The Huskies have plenty of able backups around the infield. Junior Steve Ramsey has shown a sweet swing in limited action as a first baseman, left fielder and DH. A similar player is freshman Grant Gerrard, except that the left-handed Gerrard may also pitch along with playing first and the outfield. Junior transfer Chad Boudon, who possesses as much raw power as anyone on the team, is also a first baseman and outfielder.
Batkoski will certainly get time at third and DH while transfer Brian Bauer, from San Diego State, can play all four spots.
"The guy that stood out in the fall was Brent Lillibridge," Knutson says of his freshman shortstop, a likely starter there had Reynolds not returned. "We have to get him on the field somehow. If he plays like he did in the fall, we'll have to. He can play anywhere on the field except catcher. He runs, catches it and can really hit."

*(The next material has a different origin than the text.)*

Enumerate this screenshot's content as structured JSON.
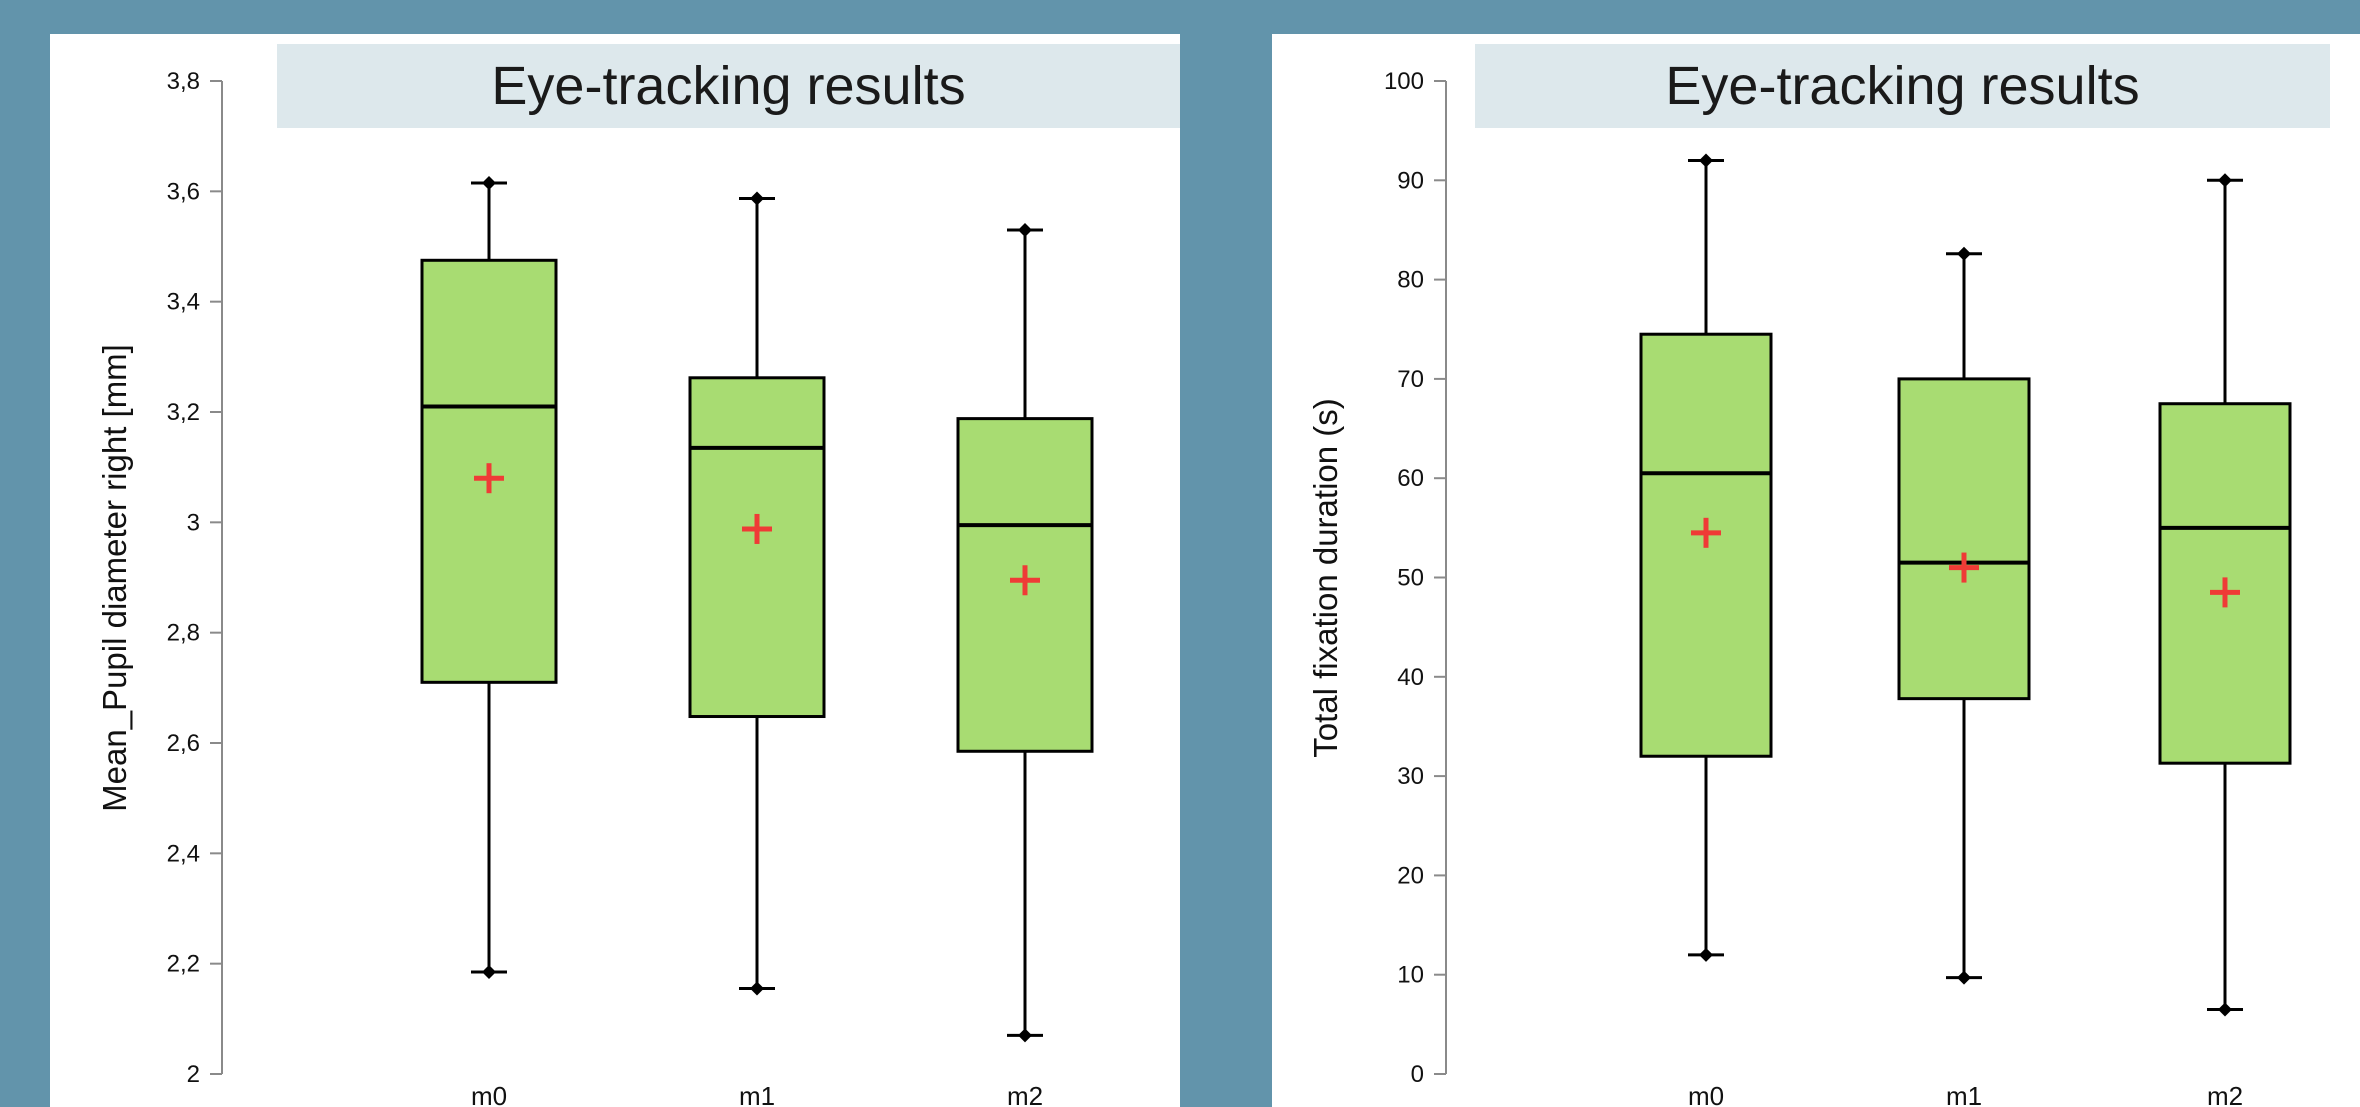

Junior Mike Wagner, who moved from third base to left field last season, was a Summer All-American and his summer league's MVP after closing out the season as a semi-regular pick in left field. Sophomore Taylor Johnson closed out the year as the Huskies' regular right fielder and hopes his late-season successes will carry over to 2003.

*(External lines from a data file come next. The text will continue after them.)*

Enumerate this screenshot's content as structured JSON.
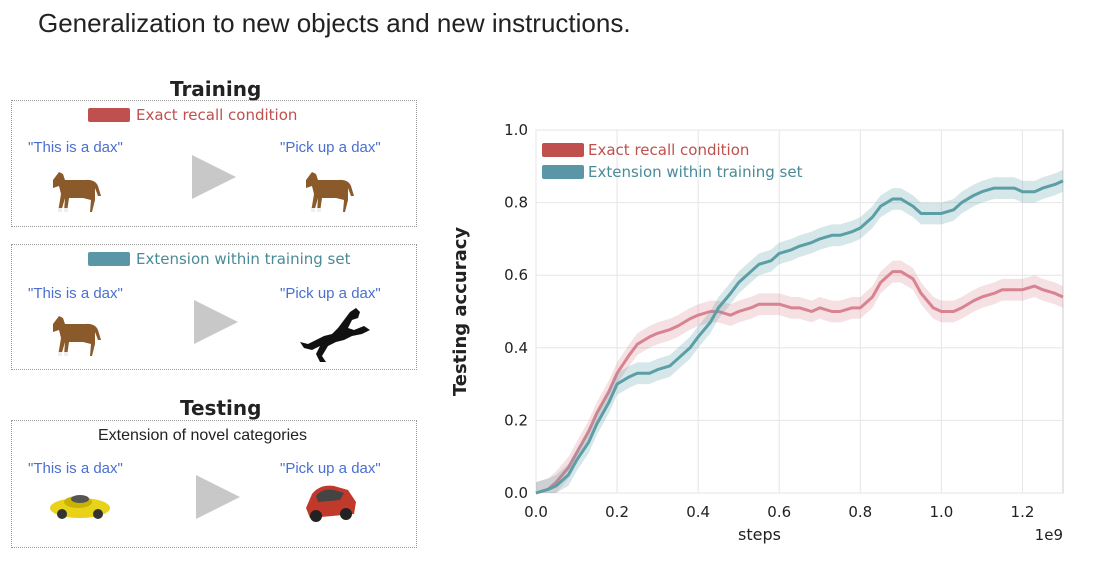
{
  "slide": {
    "title": "Generalization to new objects and new instructions."
  },
  "left_panel": {
    "training_heading": "Training",
    "testing_heading": "Testing",
    "box1": {
      "condition_label": "Exact recall condition",
      "condition_color": "#c0504d",
      "train_phrase": "\"This is a dax\"",
      "test_phrase": "\"Pick up a dax\"",
      "train_object": "brown-horse-icon",
      "test_object": "brown-horse-icon"
    },
    "box2": {
      "condition_label": "Extension within training set",
      "condition_color": "#5b96a7",
      "train_phrase": "\"This is a dax\"",
      "test_phrase": "\"Pick up a dax\"",
      "train_object": "brown-horse-icon",
      "test_object": "black-horse-silhouette-icon"
    },
    "box3": {
      "subheading": "Extension of novel categories",
      "train_phrase": "\"This is a dax\"",
      "test_phrase": "\"Pick up a dax\"",
      "train_object": "yellow-car-icon",
      "test_object": "red-car-icon"
    }
  },
  "chart_data": {
    "type": "line",
    "xlabel": "steps",
    "x_multiplier_label": "1e9",
    "ylabel": "Testing accuracy",
    "xlim": [
      0.0,
      1.3
    ],
    "ylim": [
      0.0,
      1.0
    ],
    "xticks": [
      "0.0",
      "0.2",
      "0.4",
      "0.6",
      "0.8",
      "1.0",
      "1.2"
    ],
    "yticks": [
      "0.0",
      "0.2",
      "0.4",
      "0.6",
      "0.8",
      "1.0"
    ],
    "grid": true,
    "legend_position": "top-left",
    "x": [
      0.0,
      0.03,
      0.05,
      0.08,
      0.1,
      0.13,
      0.15,
      0.18,
      0.2,
      0.23,
      0.25,
      0.28,
      0.3,
      0.33,
      0.35,
      0.38,
      0.4,
      0.43,
      0.45,
      0.48,
      0.5,
      0.53,
      0.55,
      0.58,
      0.6,
      0.63,
      0.65,
      0.68,
      0.7,
      0.73,
      0.75,
      0.78,
      0.8,
      0.83,
      0.85,
      0.88,
      0.9,
      0.93,
      0.95,
      0.98,
      1.0,
      1.03,
      1.05,
      1.08,
      1.1,
      1.13,
      1.15,
      1.18,
      1.2,
      1.23,
      1.25,
      1.28,
      1.3
    ],
    "series": [
      {
        "name": "Exact recall condition",
        "color": "#d98290",
        "band": 0.03,
        "values": [
          0.0,
          0.01,
          0.03,
          0.07,
          0.11,
          0.17,
          0.22,
          0.28,
          0.33,
          0.38,
          0.41,
          0.43,
          0.44,
          0.45,
          0.46,
          0.48,
          0.49,
          0.5,
          0.5,
          0.49,
          0.5,
          0.51,
          0.52,
          0.52,
          0.52,
          0.51,
          0.51,
          0.5,
          0.51,
          0.5,
          0.5,
          0.51,
          0.51,
          0.54,
          0.58,
          0.61,
          0.61,
          0.59,
          0.55,
          0.51,
          0.5,
          0.5,
          0.51,
          0.53,
          0.54,
          0.55,
          0.56,
          0.56,
          0.56,
          0.57,
          0.56,
          0.55,
          0.54
        ]
      },
      {
        "name": "Extension within training set",
        "color": "#5b9ea6",
        "band": 0.03,
        "values": [
          0.0,
          0.01,
          0.02,
          0.05,
          0.09,
          0.14,
          0.19,
          0.25,
          0.3,
          0.32,
          0.33,
          0.33,
          0.34,
          0.35,
          0.37,
          0.4,
          0.43,
          0.47,
          0.51,
          0.55,
          0.58,
          0.61,
          0.63,
          0.64,
          0.66,
          0.67,
          0.68,
          0.69,
          0.7,
          0.71,
          0.71,
          0.72,
          0.73,
          0.76,
          0.79,
          0.81,
          0.81,
          0.79,
          0.77,
          0.77,
          0.77,
          0.78,
          0.8,
          0.82,
          0.83,
          0.84,
          0.84,
          0.84,
          0.83,
          0.83,
          0.84,
          0.85,
          0.86
        ]
      }
    ]
  }
}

"Mike and Taylor played very well in the fall and last year," Knutson says. "We think they both have the physique and the tools you want from good outfielders. Wagner had a big summer. He's starting to scratch that potential he has. You hope the summer success sets him up for a big junior year.
"Taylor is a complete package as an outfielder that can beat you with his legs, bat and arm. He's a No. 3-hitter candidate with Wagner, assuming that Larsen hits fourth."

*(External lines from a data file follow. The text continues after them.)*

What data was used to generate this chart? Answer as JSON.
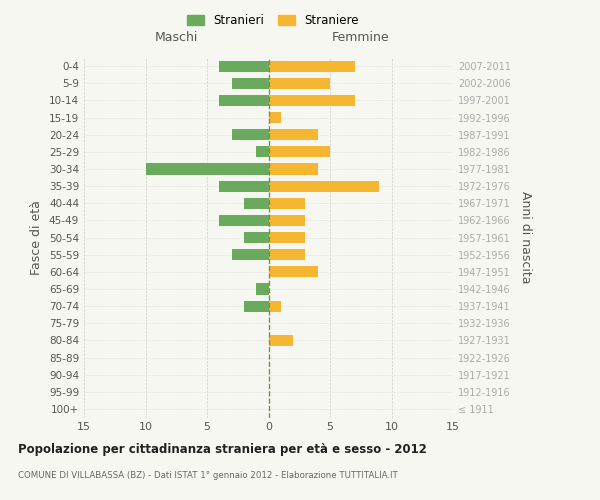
{
  "age_groups": [
    "100+",
    "95-99",
    "90-94",
    "85-89",
    "80-84",
    "75-79",
    "70-74",
    "65-69",
    "60-64",
    "55-59",
    "50-54",
    "45-49",
    "40-44",
    "35-39",
    "30-34",
    "25-29",
    "20-24",
    "15-19",
    "10-14",
    "5-9",
    "0-4"
  ],
  "birth_years": [
    "≤ 1911",
    "1912-1916",
    "1917-1921",
    "1922-1926",
    "1927-1931",
    "1932-1936",
    "1937-1941",
    "1942-1946",
    "1947-1951",
    "1952-1956",
    "1957-1961",
    "1962-1966",
    "1967-1971",
    "1972-1976",
    "1977-1981",
    "1982-1986",
    "1987-1991",
    "1992-1996",
    "1997-2001",
    "2002-2006",
    "2007-2011"
  ],
  "males": [
    0,
    0,
    0,
    0,
    0,
    0,
    2,
    1,
    0,
    3,
    2,
    4,
    2,
    4,
    10,
    1,
    3,
    0,
    4,
    3,
    4
  ],
  "females": [
    0,
    0,
    0,
    0,
    2,
    0,
    1,
    0,
    4,
    3,
    3,
    3,
    3,
    9,
    4,
    5,
    4,
    1,
    7,
    5,
    7
  ],
  "color_male": "#6aaa5c",
  "color_female": "#f5b731",
  "title": "Popolazione per cittadinanza straniera per età e sesso - 2012",
  "subtitle": "COMUNE DI VILLABASSA (BZ) - Dati ISTAT 1° gennaio 2012 - Elaborazione TUTTITALIA.IT",
  "xlabel_left": "Maschi",
  "xlabel_right": "Femmine",
  "ylabel_left": "Fasce di età",
  "ylabel_right": "Anni di nascita",
  "legend_male": "Stranieri",
  "legend_female": "Straniere",
  "xlim": 15,
  "background_color": "#f7f7f2"
}
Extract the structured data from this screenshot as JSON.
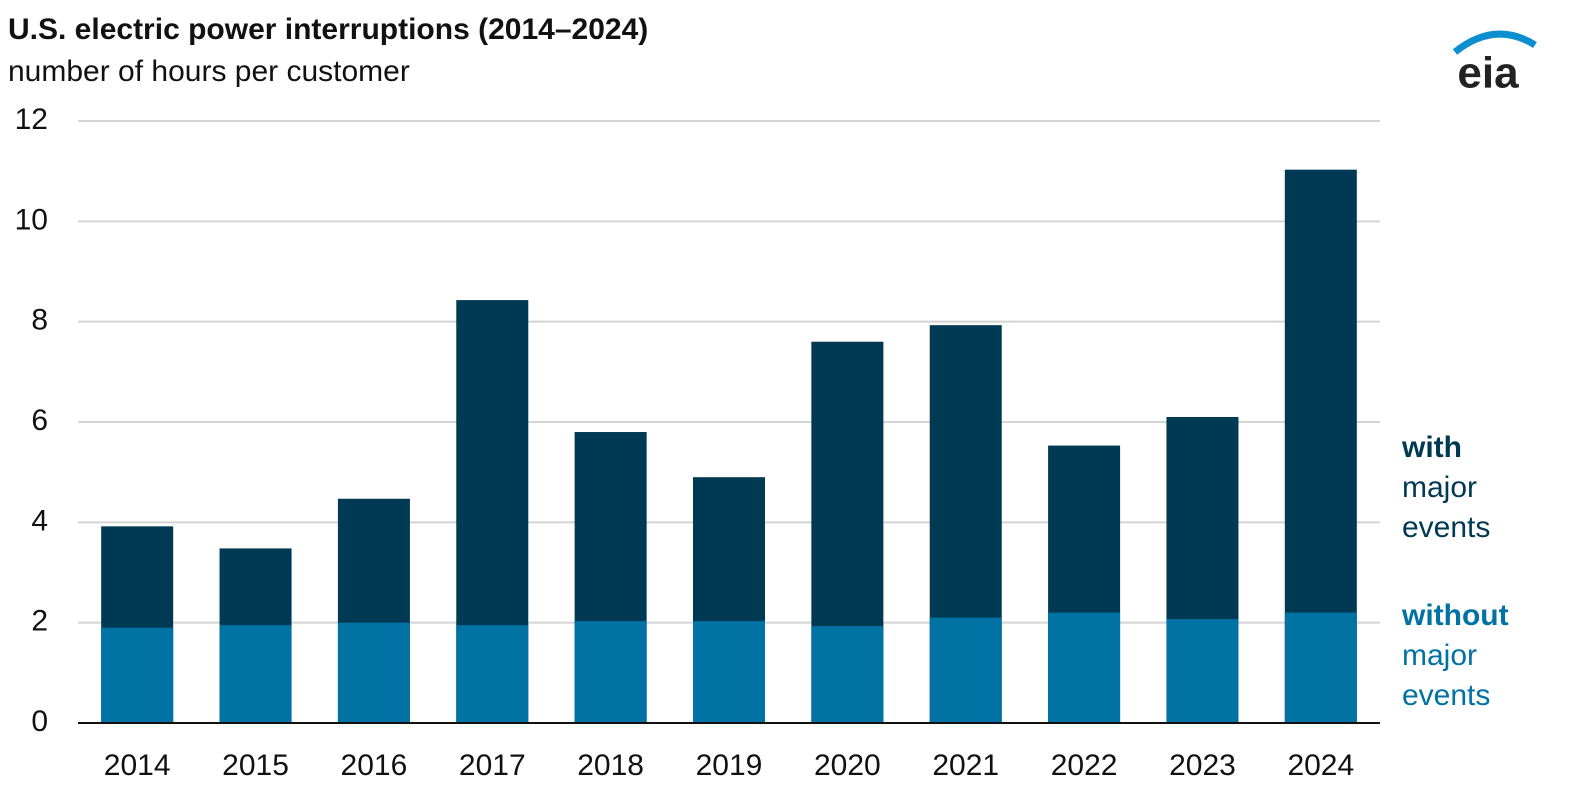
{
  "chart_data": {
    "type": "bar",
    "title": "U.S. electric power interruptions (2014–2024)",
    "subtitle": "number of hours per customer",
    "logo": "eia",
    "categories": [
      "2014",
      "2015",
      "2016",
      "2017",
      "2018",
      "2019",
      "2020",
      "2021",
      "2022",
      "2023",
      "2024"
    ],
    "series": [
      {
        "name": "with major events",
        "color": "#003953",
        "values": [
          3.92,
          3.48,
          4.47,
          8.43,
          5.8,
          4.9,
          7.6,
          7.93,
          5.53,
          6.1,
          11.03
        ]
      },
      {
        "name": "without major events",
        "color": "#0072a3",
        "values": [
          1.9,
          1.95,
          2.0,
          1.95,
          2.03,
          2.03,
          1.93,
          2.1,
          2.2,
          2.07,
          2.2
        ]
      }
    ],
    "ylim": [
      0,
      12
    ],
    "yticks": [
      0,
      2,
      4,
      6,
      8,
      10,
      12
    ],
    "grid": true
  }
}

Center field is a little more open to question. The Huskies have two experienced players in seniors Brandon Jacobson and Justin Drake as well as a sophomore transfer in Devin Warner. Freshman Simi Reynolds, younger brother of Tila, will also get a fair shot at the starting role.
"Brandon has had some great stretches of productivity in his career here," Knutson says. Plus, we have a good transfer in Devin Warner, who is physically very strong, has good tools and knows how to play. "Simi is probably our best defender out there. Either he or Drake is our fastest player. Simi has great instincts in center field and has everything you want from a defensive player.
Boudon, who could also play first and DH, adds power to the mix while freshman Nick Burnham is a fast, athletic player that will no doubt get a look at any of the three outfield spots. Isaiah Stanback, a scholarship freshman quarterback on the Husky football team, will play baseball this spring as well. The athletic center fielder will split time once spring football practice begins.
Knutson knows that things are set up for a good season in 2003, perhaps even a great season if things go well. All the pieces are in place. What's left is to roll out the ball, play the games and see what happens.
"We have to win while also developing our young players. But we also have to play our best guys," Knutson says. "That's the focus of our coaching. It's a juggling act - developing guys, keeping them sharp and keeping them happy."
The Husky coach hopes that the tide of success in the last half of the 2002 season continues to roll into 2003.
"Confidence isn't something you can fake," he says. "You have to earn it. Until you've had success, you're going to have problems with how you see yourself. This group of veteran players now knows what it takes. They should have that confidence that success breeds.
"The key is that they remember what hard work it took to be good. We need to be proud, but there are more steps to be taken. There are bigger things out there than just going to the regionals - bigger things than finishing third in the conference - and this team is good enough to do better than that."